Krankenschwester schlampt: 225 000 Euro Schmerzensgeld
Haften Kliniken nur für ärztliche Behandlungsfehler? Oder müssen sie auch dafür geradestehen, wenn das Pflegepersonal schlecht arbeitet? Das OLG München vertritt hierzu eine klare Linie.
Gerade auf der Intensivstation sind fest definierte Prozesse wichtig, um eine optimale Versorgung aller Patienten sicherzustellen. Denn schon vermeintlich kleine Versäumnisse können lebensbedrohlich werden. Das zeigt einmal mehr ein Fall, über den vor Kurzem des Oberlandesgericht (OLG) München zu entscheiden hatte.
Konkret ging es um eine heute 56-jährige Patientin, die wegen einer hypertensiven Krise in eine Klinik eingeliefert wurde. Bei diesem Phänomen steigt der Blutdruck sehr rasch auf kritische Werte.
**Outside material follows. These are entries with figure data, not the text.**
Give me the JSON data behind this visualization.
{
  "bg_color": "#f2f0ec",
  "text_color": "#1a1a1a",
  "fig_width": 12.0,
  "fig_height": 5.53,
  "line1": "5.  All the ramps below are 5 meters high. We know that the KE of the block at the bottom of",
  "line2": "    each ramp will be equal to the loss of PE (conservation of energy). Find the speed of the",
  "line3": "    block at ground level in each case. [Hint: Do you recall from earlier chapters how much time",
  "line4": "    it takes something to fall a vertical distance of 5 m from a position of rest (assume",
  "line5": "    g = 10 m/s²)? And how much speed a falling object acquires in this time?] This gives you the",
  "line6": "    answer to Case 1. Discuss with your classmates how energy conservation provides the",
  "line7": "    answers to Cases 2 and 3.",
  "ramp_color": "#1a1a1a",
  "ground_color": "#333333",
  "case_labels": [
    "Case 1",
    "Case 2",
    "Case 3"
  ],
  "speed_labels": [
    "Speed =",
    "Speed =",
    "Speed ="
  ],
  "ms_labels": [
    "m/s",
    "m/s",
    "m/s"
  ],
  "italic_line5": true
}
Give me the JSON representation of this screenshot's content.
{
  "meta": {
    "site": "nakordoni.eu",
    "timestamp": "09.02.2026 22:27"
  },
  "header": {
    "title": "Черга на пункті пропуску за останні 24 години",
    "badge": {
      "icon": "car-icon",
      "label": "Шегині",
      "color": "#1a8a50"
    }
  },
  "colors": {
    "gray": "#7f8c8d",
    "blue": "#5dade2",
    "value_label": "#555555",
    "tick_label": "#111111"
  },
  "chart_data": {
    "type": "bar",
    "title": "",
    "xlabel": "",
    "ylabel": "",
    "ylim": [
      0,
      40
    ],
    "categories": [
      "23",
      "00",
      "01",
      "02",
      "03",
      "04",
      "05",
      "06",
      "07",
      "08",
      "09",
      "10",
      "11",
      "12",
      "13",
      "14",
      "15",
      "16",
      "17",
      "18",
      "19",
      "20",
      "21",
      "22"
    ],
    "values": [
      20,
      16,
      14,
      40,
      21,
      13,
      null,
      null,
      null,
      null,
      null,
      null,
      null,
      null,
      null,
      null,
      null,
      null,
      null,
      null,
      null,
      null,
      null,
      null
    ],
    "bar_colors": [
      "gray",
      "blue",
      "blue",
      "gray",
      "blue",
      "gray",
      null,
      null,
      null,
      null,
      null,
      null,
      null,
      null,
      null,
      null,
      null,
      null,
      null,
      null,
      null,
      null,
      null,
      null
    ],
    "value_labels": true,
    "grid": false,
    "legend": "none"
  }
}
Die Frau wurde auf der Intensivstation behandelt. Hier gab es eine interne Anweisung, dass das Pflegepersonal von ihm erfasste EKG-Befunde stets vorne in die Behandlungsakte legen solle, damit der behandelnde Arzt sie direkt sehen kann. Zudem bestand die Vorgabe, dass die Anfertigung des EKGs in der Behandlungsakte zu vermerken sei.
Kritisches EKG bleibt unerwähnt
Die diensthabende Krankenschwester ließ beide Anweisungen außer Acht, obwohl das EKG der Patienten einen Befund zeigte, der eine sofortige ärztliche Reaktion und eine weitere intensivmedizinische Betreuung erforderte. Als der behandelnde Oberarzt kurz darauf seine Visite durchführte, sah er die auffälligen Befunde nicht und verlegte die Frau auf die Normalstation. Dort erlitt sie einen Herz-Kreislauf-Stillstand und trug am Ende eine Hirnschädigung davon.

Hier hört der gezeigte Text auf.